Show that for a projectile the angle between the velocity and the $x$ -axis as a function of time is given by

$\theta(t)=\tan ^{-1}\left(\frac{v_{0 y}-g t}{v_{0 x}}\right)$

Show that the projection angle $\theta_{0}$ for a projectile launched from the origin is given by

$\theta_{0}=\tan ^{-1}\left(\frac{4 h_{m}}{R}\right)$

Where the symbols have their usual meaning.

Let $v_{0 x }$ and $v_{0y }$ respectively be the initial components of the velocity of the projectile along horizontal $(x)$ and vertical $(y)$ directions.

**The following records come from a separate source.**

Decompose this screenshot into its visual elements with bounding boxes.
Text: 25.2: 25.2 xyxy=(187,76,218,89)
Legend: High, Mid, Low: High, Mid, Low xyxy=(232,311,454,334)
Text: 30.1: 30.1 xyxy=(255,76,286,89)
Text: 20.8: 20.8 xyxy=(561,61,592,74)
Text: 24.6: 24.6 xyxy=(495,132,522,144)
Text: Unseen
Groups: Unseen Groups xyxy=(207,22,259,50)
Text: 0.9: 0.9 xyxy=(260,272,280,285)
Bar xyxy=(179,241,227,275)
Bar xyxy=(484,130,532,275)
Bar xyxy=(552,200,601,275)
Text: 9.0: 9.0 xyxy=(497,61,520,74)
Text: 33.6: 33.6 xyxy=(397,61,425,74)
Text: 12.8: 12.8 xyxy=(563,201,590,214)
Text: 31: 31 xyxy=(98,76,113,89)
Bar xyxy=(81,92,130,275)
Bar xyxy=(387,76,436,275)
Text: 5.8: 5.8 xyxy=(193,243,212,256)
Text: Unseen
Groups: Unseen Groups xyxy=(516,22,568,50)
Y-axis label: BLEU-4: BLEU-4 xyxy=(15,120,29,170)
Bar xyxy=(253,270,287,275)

Let $v_{x}$ and $v_{y}$ respectively be the horizontal and vertical components of velocity at a point $P$

Time taken by the projectile to reach point $P =t$ Applying the first equation of motion along the vertical and horizontal directions, we get $v_{y}=v_{0 y}= g t$

And $v_{x}=v_{0 x}$

$\therefore \tan \theta=\frac{v_{y}}{v_{x}}=\frac{v_{0 y}- g t}{v_{0 x}}$

$\theta=\tan ^{-1}\left(\frac{v_{0 y}-g t}{v_{0 x}}\right)$

Maximum vertical height, $h_{ m }=\frac{u_{0}^{2} \sin ^{2} 2 \theta}{2 g }$

Horizontal range, $\quad R=\frac{u_{0}^{2} \sin ^{2} 2 \theta}{g}$

Solving equations $(i)$ and $(ii)$, we get:

$-\frac{h_{ m }}{R}=\frac{\sin ^{2} \theta}{2 \sin ^{2} \theta}$

$=\frac{\sin \theta \times \sin \theta}{2 \times 2 \sin \theta \cos \theta}$

$=\frac{1}{4} \frac{\sin \theta}{\cos \theta}=\frac{1}{4} \tan \theta$

$\tan \theta=\left(\frac{4 h_{ m }}{R}\right)$

$\theta=\tan ^{-1}\left(\frac{4 h_{ m }}{R}\right)$